Станислав Геродотович назвался.

- А по фамилии?

"Странный он какой, - мысленно проворчал доктор. - А ведь с виду совсем здоровый человек".

- Так ли уж важна фамилия? - сказал он вслух.

- Совсем не важна, - радостно согласился Глеб Родионович. - Это я так, для проформы спросил. Хотите чаю?

- Я, собственно, не за тем, - припомнил Станислав Геродотович цель своего посещения. - Я поговорить с вами хотел.

- Вот за чайком и поговорим, - отрезал дедушка и...

Этого Станислав Геродотович никак не ожидал. Он тут же забыл и цель своего посещения и серьёзный настрой.

Дедушка не встал. Он вдруг и быстро отдалился от стола, не меняя своего положения. Как сидел так и отодвинулся, словно стол и дедушка вдруг превратились в магниты и оказались друг к другу одинаковыми полюсами.

Потом, развернувшись и всё так же не меняя положения, он двинулся на кухню. Только теперь, когда стол уже не скрывал хозяина, Станислав Геродотович увидел, что дедушка сидит в инвалидной коляске.

Желание разговаривать с Глебом Родионовичем на серьёзную тему его несерьёзного поведения и загрязнения городской среды сразу пропало. Станислав Геродотович, несмотря на всю свою серьёзность, был человеком добрым и чутким. Он моментально представил себе каждодневную жизнь дедушки: его одиночество, недостаток общения, невозможность устроить себе вылазку в парк Космонавтов, и много чего ещё. Теперь, с новой точки зрения, самолётики совсем не выглядели хулигански-издевательскими, а приобрели оттенок печальный и душещипательный. А ведь мало того, у человека ещё и с головой не всё ладно. От одиночества, наверное.

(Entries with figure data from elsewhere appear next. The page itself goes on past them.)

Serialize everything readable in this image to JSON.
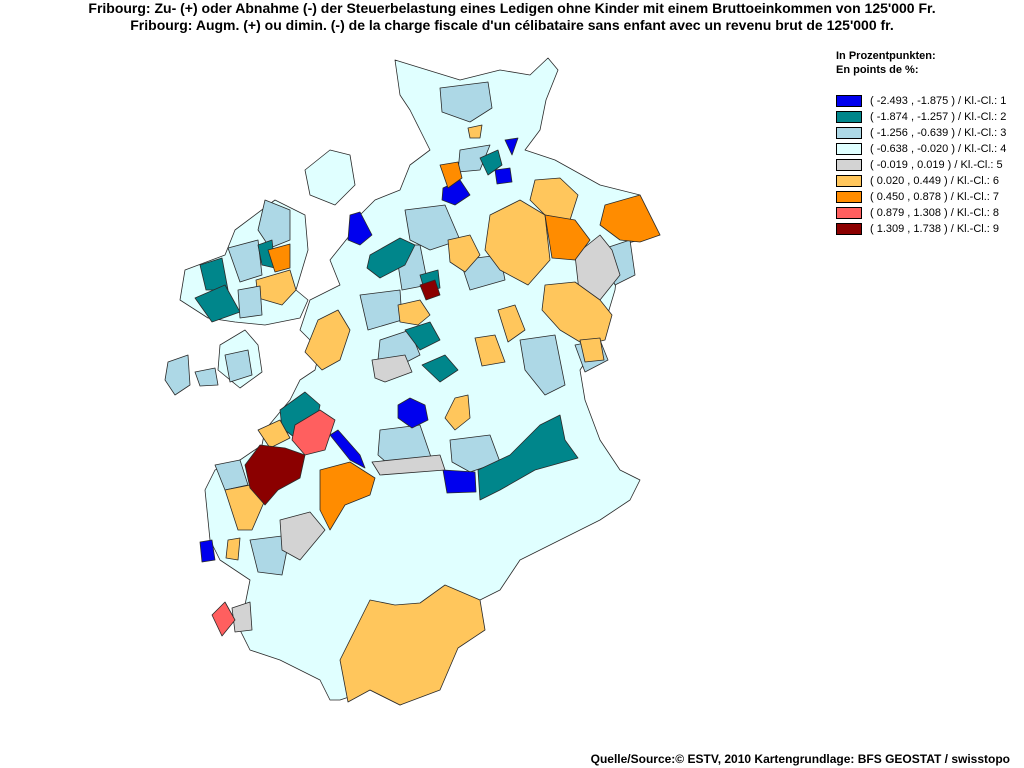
{
  "title": {
    "de": "Fribourg: Zu- (+) oder Abnahme (-) der Steuerbelastung eines Ledigen ohne Kinder mit einem Bruttoeinkommen von 125'000 Fr.",
    "fr": "Fribourg: Augm. (+) ou dimin. (-) de la charge fiscale d'un célibataire sans enfant avec un revenu brut de 125'000 fr."
  },
  "legend": {
    "heading_de": "In Prozentpunkten:",
    "heading_fr": "En points de %:",
    "classes": [
      {
        "label": "( -2.493 , -1.875 ) / Kl.-Cl.: 1",
        "color": "#0000ee"
      },
      {
        "label": "( -1.874 , -1.257 ) / Kl.-Cl.: 2",
        "color": "#00868b"
      },
      {
        "label": "( -1.256 , -0.639 ) / Kl.-Cl.: 3",
        "color": "#add8e6"
      },
      {
        "label": "( -0.638 , -0.020 ) / Kl.-Cl.: 4",
        "color": "#e0ffff"
      },
      {
        "label": "( -0.019 , 0.019 ) / Kl.-Cl.: 5",
        "color": "#d3d3d3"
      },
      {
        "label": "( 0.020 , 0.449 ) / Kl.-Cl.: 6",
        "color": "#ffc65c"
      },
      {
        "label": "( 0.450 , 0.878 ) / Kl.-Cl.: 7",
        "color": "#ff8c00"
      },
      {
        "label": "( 0.879 , 1.308 ) / Kl.-Cl.: 8",
        "color": "#ff5f5f"
      },
      {
        "label": "( 1.309 , 1.738 ) / Kl.-Cl.: 9",
        "color": "#8b0000"
      }
    ]
  },
  "source": "Quelle/Source:© ESTV, 2010 Kartengrundlage: BFS GEOSTAT / swisstopo"
}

"Ай-яй-яй... - сказал себе Станислав Геродотович. - И что ж теперь делать?.. Ай-яй-яй, знаете ли..."

- Может быть, вам помочь? - крикнул он в кухню.

- Нет-нет, не беспокойтесь, - был ответ.

Пораздумав, Станислав Геродотович решил, что попьёт с хозяином чайку и уйдёт. Ничего, конечно, ни про самолётики, ни про захламление улиц говорить он не станет.

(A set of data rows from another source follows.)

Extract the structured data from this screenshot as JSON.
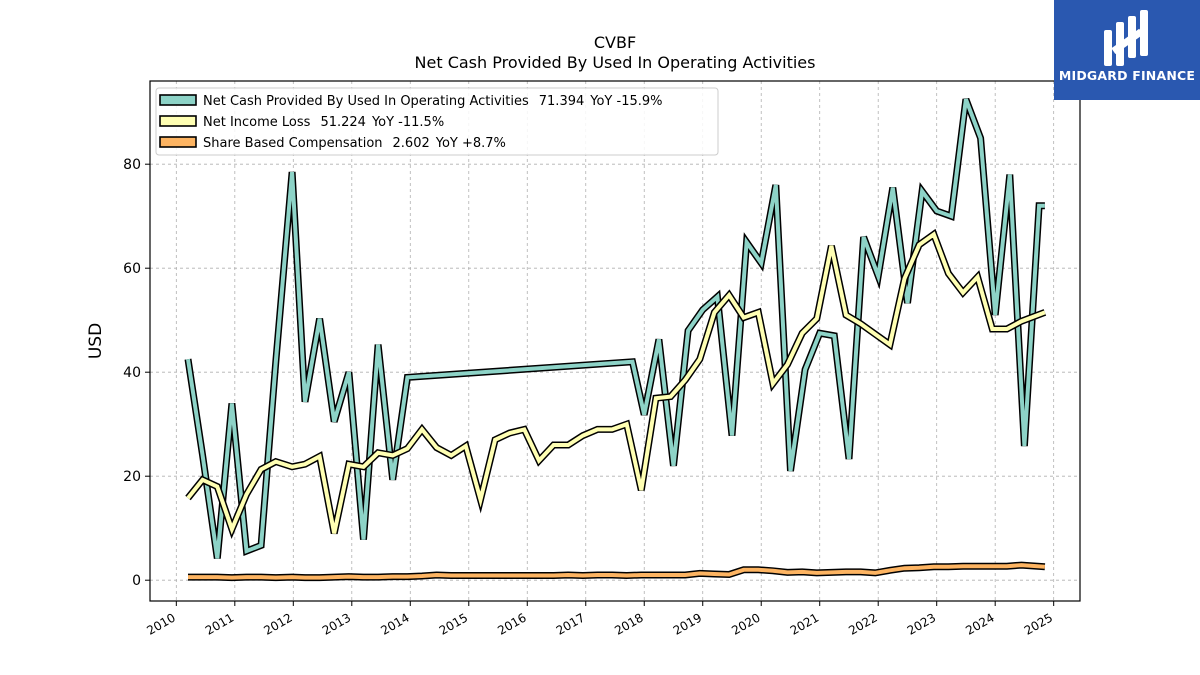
{
  "chart_data": {
    "type": "line",
    "title": "CVBF",
    "subtitle": "Net Cash Provided By Used In Operating Activities",
    "xlabel": "",
    "ylabel": "USD",
    "xlim": [
      2009.55,
      2025.45
    ],
    "ylim": [
      -4,
      96
    ],
    "yticks": [
      0,
      20,
      40,
      60,
      80
    ],
    "xticks": [
      "2010",
      "2011",
      "2012",
      "2013",
      "2014",
      "2015",
      "2016",
      "2017",
      "2018",
      "2019",
      "2020",
      "2021",
      "2022",
      "2023",
      "2024",
      "2025"
    ],
    "grid": true,
    "legend_position": "top-left",
    "series": [
      {
        "name": "Net Cash Provided By Used In Operating Activities",
        "legend_value": "71.394",
        "legend_yoy": "YoY -15.9%",
        "color": "#8dd3c7",
        "points": [
          [
            2010.2,
            42.5
          ],
          [
            2010.45,
            24.0
          ],
          [
            2010.7,
            4.2
          ],
          [
            2010.95,
            34.0
          ],
          [
            2011.2,
            5.6
          ],
          [
            2011.45,
            6.7
          ],
          [
            2011.7,
            42.0
          ],
          [
            2011.98,
            78.5
          ],
          [
            2012.2,
            34.3
          ],
          [
            2012.45,
            50.3
          ],
          [
            2012.7,
            30.5
          ],
          [
            2012.95,
            40.0
          ],
          [
            2013.2,
            7.8
          ],
          [
            2013.45,
            45.3
          ],
          [
            2013.7,
            19.3
          ],
          [
            2013.95,
            39.0
          ],
          [
            2017.8,
            42.0
          ],
          [
            2018.0,
            31.8
          ],
          [
            2018.25,
            46.3
          ],
          [
            2018.5,
            22.0
          ],
          [
            2018.75,
            48.0
          ],
          [
            2019.0,
            52.0
          ],
          [
            2019.25,
            54.5
          ],
          [
            2019.5,
            27.8
          ],
          [
            2019.75,
            65.0
          ],
          [
            2020.0,
            61.0
          ],
          [
            2020.25,
            76.0
          ],
          [
            2020.5,
            21.0
          ],
          [
            2020.75,
            40.5
          ],
          [
            2021.0,
            47.5
          ],
          [
            2021.25,
            47.0
          ],
          [
            2021.5,
            23.3
          ],
          [
            2021.75,
            66.0
          ],
          [
            2022.0,
            58.5
          ],
          [
            2022.25,
            75.5
          ],
          [
            2022.5,
            53.3
          ],
          [
            2022.75,
            74.8
          ],
          [
            2023.0,
            71.0
          ],
          [
            2023.25,
            70.0
          ],
          [
            2023.5,
            92.5
          ],
          [
            2023.75,
            85.0
          ],
          [
            2024.0,
            51.0
          ],
          [
            2024.25,
            78.0
          ],
          [
            2024.5,
            25.8
          ],
          [
            2024.75,
            72.0
          ],
          [
            2024.85,
            72.0
          ]
        ]
      },
      {
        "name": "Net Income Loss",
        "legend_value": "51.224",
        "legend_yoy": "YoY -11.5%",
        "color": "#ffffb3",
        "points": [
          [
            2010.2,
            15.8
          ],
          [
            2010.45,
            19.3
          ],
          [
            2010.7,
            18.0
          ],
          [
            2010.95,
            9.8
          ],
          [
            2011.2,
            16.5
          ],
          [
            2011.45,
            21.3
          ],
          [
            2011.7,
            22.8
          ],
          [
            2011.98,
            21.8
          ],
          [
            2012.2,
            22.3
          ],
          [
            2012.45,
            23.8
          ],
          [
            2012.7,
            9.0
          ],
          [
            2012.95,
            22.3
          ],
          [
            2013.2,
            21.8
          ],
          [
            2013.45,
            24.5
          ],
          [
            2013.7,
            24.0
          ],
          [
            2013.95,
            25.3
          ],
          [
            2014.2,
            29.0
          ],
          [
            2014.45,
            25.5
          ],
          [
            2014.7,
            24.0
          ],
          [
            2014.95,
            25.8
          ],
          [
            2015.2,
            15.5
          ],
          [
            2015.45,
            27.0
          ],
          [
            2015.7,
            28.3
          ],
          [
            2015.95,
            29.0
          ],
          [
            2016.2,
            23.0
          ],
          [
            2016.45,
            26.0
          ],
          [
            2016.7,
            26.0
          ],
          [
            2016.95,
            27.8
          ],
          [
            2017.2,
            29.0
          ],
          [
            2017.45,
            29.0
          ],
          [
            2017.7,
            30.0
          ],
          [
            2017.95,
            17.3
          ],
          [
            2018.2,
            35.0
          ],
          [
            2018.45,
            35.3
          ],
          [
            2018.7,
            38.5
          ],
          [
            2018.95,
            42.5
          ],
          [
            2019.2,
            51.5
          ],
          [
            2019.45,
            54.8
          ],
          [
            2019.7,
            50.5
          ],
          [
            2019.95,
            51.5
          ],
          [
            2020.2,
            37.8
          ],
          [
            2020.45,
            41.5
          ],
          [
            2020.7,
            47.5
          ],
          [
            2020.95,
            50.3
          ],
          [
            2021.2,
            64.3
          ],
          [
            2021.45,
            51.0
          ],
          [
            2021.7,
            49.3
          ],
          [
            2021.95,
            47.3
          ],
          [
            2022.2,
            45.3
          ],
          [
            2022.45,
            58.0
          ],
          [
            2022.7,
            64.5
          ],
          [
            2022.95,
            66.5
          ],
          [
            2023.2,
            59.0
          ],
          [
            2023.45,
            55.3
          ],
          [
            2023.7,
            58.3
          ],
          [
            2023.95,
            48.3
          ],
          [
            2024.2,
            48.3
          ],
          [
            2024.45,
            49.8
          ],
          [
            2024.85,
            51.5
          ]
        ]
      },
      {
        "name": "Share Based Compensation",
        "legend_value": "2.602",
        "legend_yoy": "YoY +8.7%",
        "color": "#fdb462",
        "points": [
          [
            2010.2,
            0.6
          ],
          [
            2010.45,
            0.6
          ],
          [
            2010.7,
            0.6
          ],
          [
            2010.95,
            0.5
          ],
          [
            2011.2,
            0.6
          ],
          [
            2011.45,
            0.6
          ],
          [
            2011.7,
            0.5
          ],
          [
            2011.98,
            0.6
          ],
          [
            2012.2,
            0.5
          ],
          [
            2012.45,
            0.5
          ],
          [
            2012.7,
            0.6
          ],
          [
            2012.95,
            0.7
          ],
          [
            2013.2,
            0.6
          ],
          [
            2013.45,
            0.6
          ],
          [
            2013.7,
            0.7
          ],
          [
            2013.95,
            0.7
          ],
          [
            2014.2,
            0.8
          ],
          [
            2014.45,
            1.0
          ],
          [
            2014.7,
            0.9
          ],
          [
            2014.95,
            0.9
          ],
          [
            2015.2,
            0.9
          ],
          [
            2015.45,
            0.9
          ],
          [
            2015.7,
            0.9
          ],
          [
            2015.95,
            0.9
          ],
          [
            2016.2,
            0.9
          ],
          [
            2016.45,
            0.9
          ],
          [
            2016.7,
            1.0
          ],
          [
            2016.95,
            0.9
          ],
          [
            2017.2,
            1.0
          ],
          [
            2017.45,
            1.0
          ],
          [
            2017.7,
            0.9
          ],
          [
            2017.95,
            1.0
          ],
          [
            2018.2,
            1.0
          ],
          [
            2018.45,
            1.0
          ],
          [
            2018.7,
            1.0
          ],
          [
            2018.95,
            1.3
          ],
          [
            2019.2,
            1.2
          ],
          [
            2019.45,
            1.1
          ],
          [
            2019.7,
            2.0
          ],
          [
            2019.95,
            2.0
          ],
          [
            2020.2,
            1.8
          ],
          [
            2020.45,
            1.5
          ],
          [
            2020.7,
            1.6
          ],
          [
            2020.95,
            1.4
          ],
          [
            2021.2,
            1.5
          ],
          [
            2021.45,
            1.6
          ],
          [
            2021.7,
            1.6
          ],
          [
            2021.95,
            1.4
          ],
          [
            2022.2,
            1.9
          ],
          [
            2022.45,
            2.3
          ],
          [
            2022.7,
            2.4
          ],
          [
            2022.95,
            2.6
          ],
          [
            2023.2,
            2.6
          ],
          [
            2023.45,
            2.7
          ],
          [
            2023.7,
            2.7
          ],
          [
            2023.95,
            2.7
          ],
          [
            2024.2,
            2.7
          ],
          [
            2024.45,
            2.9
          ],
          [
            2024.85,
            2.6
          ]
        ]
      }
    ]
  },
  "logo": {
    "text": "MIDGARD FINANCE",
    "background": "#2a58b0"
  }
}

Отшумел в кухне чайник, отзвенела посуда; Глеб Родионович вернулся, держа на коленях небольшой поднос с чашками и коробкой чая, а в руках — вазочку с печеньем. Потом сделал ещё один заезд на кухню и возвратился с пыхтящим чайником.

Хозяин сам начал разговор на отставленную Станиславом Геродотовичем тему.

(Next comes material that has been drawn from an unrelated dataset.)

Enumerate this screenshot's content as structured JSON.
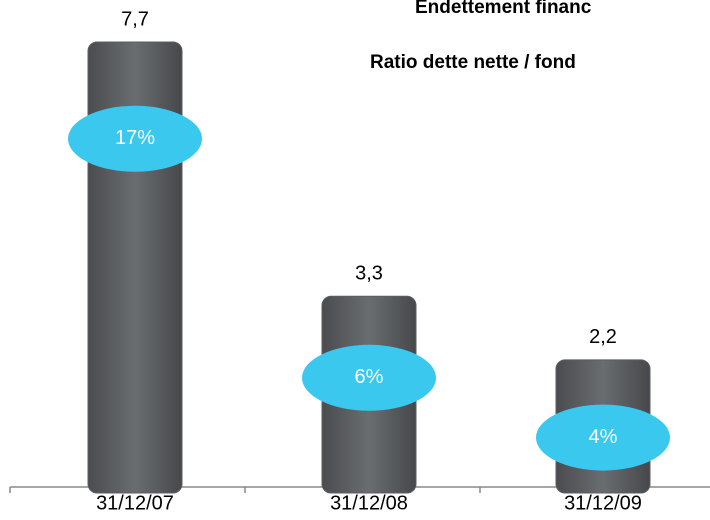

- Я видел, мой ястреб обошёлся слегка невежливо с вашим лицом... - робко сказал дедушка после первого надкуса рассыпчатого сахарного печенья, когда они снова сидели друг напротив друга за дымящимися чашками.

- Пустяки, - отозвался гость. И, не сдержавшись: - Меня, собственно, больше обеспокоило захламление наших и без того не очень чистых улиц.

- Понимаю, - стыдливо опустил глаза Глеб Родионович. - И сто раз уже говорил себе... Но поделать с собой ничего не могу. Я, с позволения сказать, марсианин.

- Я уже понял, да, - кивнул Станислав Геродотович. - Но это же не повод: не имеет никакого значения ваша принадлежность к той или иной расе, планете, или... как там её... тентуре, спирали и антитентуре. У себя на Марсе вы, небось, не пускаете из окна самолётики.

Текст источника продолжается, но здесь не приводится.